As of Wednesday, Jefferson County Superintendent Susan Wall said she expected enrollment to top 8,400 students.

"All in all, it was a good first day," Wall said.

The opening week of school this year partially overlaps the 57th Jefferson County Fair, but Wall said school officials are working to accommodate students who are showing livestock.

Wall said the school district this year hired 49 new teachers, which was down from years past, thanks to fewer retirements and resignations for jobs elsewhere.

School officials in Berkeley County hired 101 new teachers, which also was a decrease from last year, according to Berkeley County school officials.

While there are no new school buildings in the Eastern Panhandle this year, Arvon said the district had to add several more portable classrooms because of the growing student population. The county ended last year with 115 instructional cottages, Arvon said.

Efforts to add permanent classroom space are ongoing in Berkeley and Jefferson counties. Construction on a third wing at Eagle School Intermediate is under way and bids to construct a new "green" primary school in Spring Mills will be opened Sept. 22, Arvon said.

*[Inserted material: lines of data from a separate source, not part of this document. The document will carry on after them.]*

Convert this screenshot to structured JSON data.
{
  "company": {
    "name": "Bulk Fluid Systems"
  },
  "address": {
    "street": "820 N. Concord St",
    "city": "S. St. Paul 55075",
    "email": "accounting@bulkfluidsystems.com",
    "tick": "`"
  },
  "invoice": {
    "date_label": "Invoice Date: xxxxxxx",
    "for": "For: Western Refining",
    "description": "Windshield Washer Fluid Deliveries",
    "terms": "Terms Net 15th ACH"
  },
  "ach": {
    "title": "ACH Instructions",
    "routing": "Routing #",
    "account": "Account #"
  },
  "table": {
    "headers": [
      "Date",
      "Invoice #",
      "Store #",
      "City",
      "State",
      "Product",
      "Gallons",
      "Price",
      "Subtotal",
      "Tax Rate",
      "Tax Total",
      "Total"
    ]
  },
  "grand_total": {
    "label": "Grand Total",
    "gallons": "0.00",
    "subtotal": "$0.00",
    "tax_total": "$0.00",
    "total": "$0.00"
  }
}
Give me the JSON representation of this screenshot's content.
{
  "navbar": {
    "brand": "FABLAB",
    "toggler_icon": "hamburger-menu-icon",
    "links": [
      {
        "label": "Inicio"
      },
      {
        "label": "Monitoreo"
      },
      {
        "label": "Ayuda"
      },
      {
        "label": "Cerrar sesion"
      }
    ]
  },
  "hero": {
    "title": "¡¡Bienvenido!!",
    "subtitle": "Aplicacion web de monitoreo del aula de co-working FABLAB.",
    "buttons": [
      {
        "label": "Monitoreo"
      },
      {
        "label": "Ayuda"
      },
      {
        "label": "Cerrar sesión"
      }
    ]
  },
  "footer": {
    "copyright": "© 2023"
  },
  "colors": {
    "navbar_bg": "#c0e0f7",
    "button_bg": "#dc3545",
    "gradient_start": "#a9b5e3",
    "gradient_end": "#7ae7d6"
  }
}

On Sept. 26, Berkeley County voters will decide whether to approve a $51.5 million bond issue to pay for four additional school construction/renovation projects -- a fourth high school at Spring Mills, a new middle school next to Mountain Ridge Intermediate near Gerrardstown, W.Va., renovation and addition to Martinsburg North Middle School, and additional classrooms at Musselman High School.

A new elementary school under construction in Jefferson County is expected to be open in fall 2010, officials have said. Last year, Jefferson County opened Washington High School, which allowed for the opening of Wildwood Middle School next to Jefferson High School. The middle school building had been used for the county's ninth-grade students.